What You Need To Know:
(H, L, S, A, M) Situational ethics -- mild relativism; 5 obscenities, 4 profanities & 6 vulgarities; implied fornication between teenagers; drunkenness; and, gambling.
In HOUSEGUEST, Sinbad plays a grown-up orphan who still clings to his childhood dreams of striking it rich and proving his nay-sayers wrong. Unfazed by a depressing history of get-rich-quick failures, he maintains that his big payday is just around the corner. On the run from loan sharks, Sinbad is rescued when Phil Hartman mistakes him for an old school friend in town for the weekend and takes him home to his family. For safety sake, Sinbad must keep up the masquerade and feign expertise in dentistry, golf and wine tasting. You can imagine the comic possibilities.

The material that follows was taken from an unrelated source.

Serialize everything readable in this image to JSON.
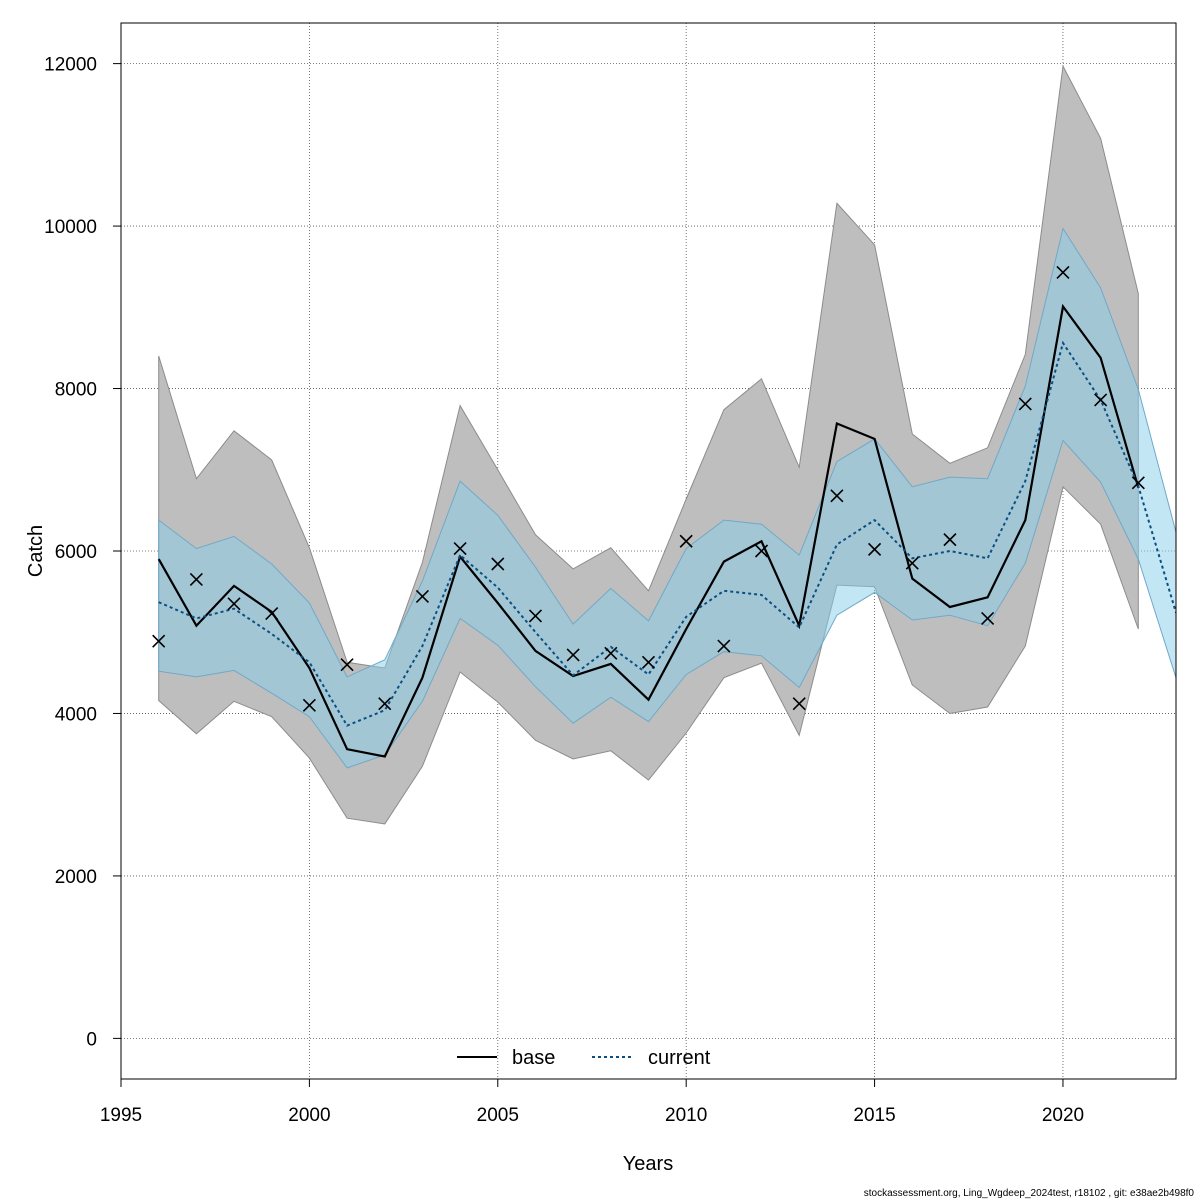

HOUSEGUEST leaves no room for doubt that the movie STARS Sinbad. Sometimes difficult to tell whether he is acting or just being himself, Sinbad and the situations he creates are genuinely funny, and the movie’s storyline and supporting characters come to life in his presence. What HOUSEGUEST fails to deliver is consistent morality, portraying teenage sex and rebellion as natural and acceptable. Also, though Sinbad feels remorse for his dishonesty, his behavior changes little, implying it is acceptable because he knows his limits and is cool enough to handle it. While the movie does portray his behavior as unacceptable for others, the inevitable hypocrisy detracts from an otherwise enjoyable movie.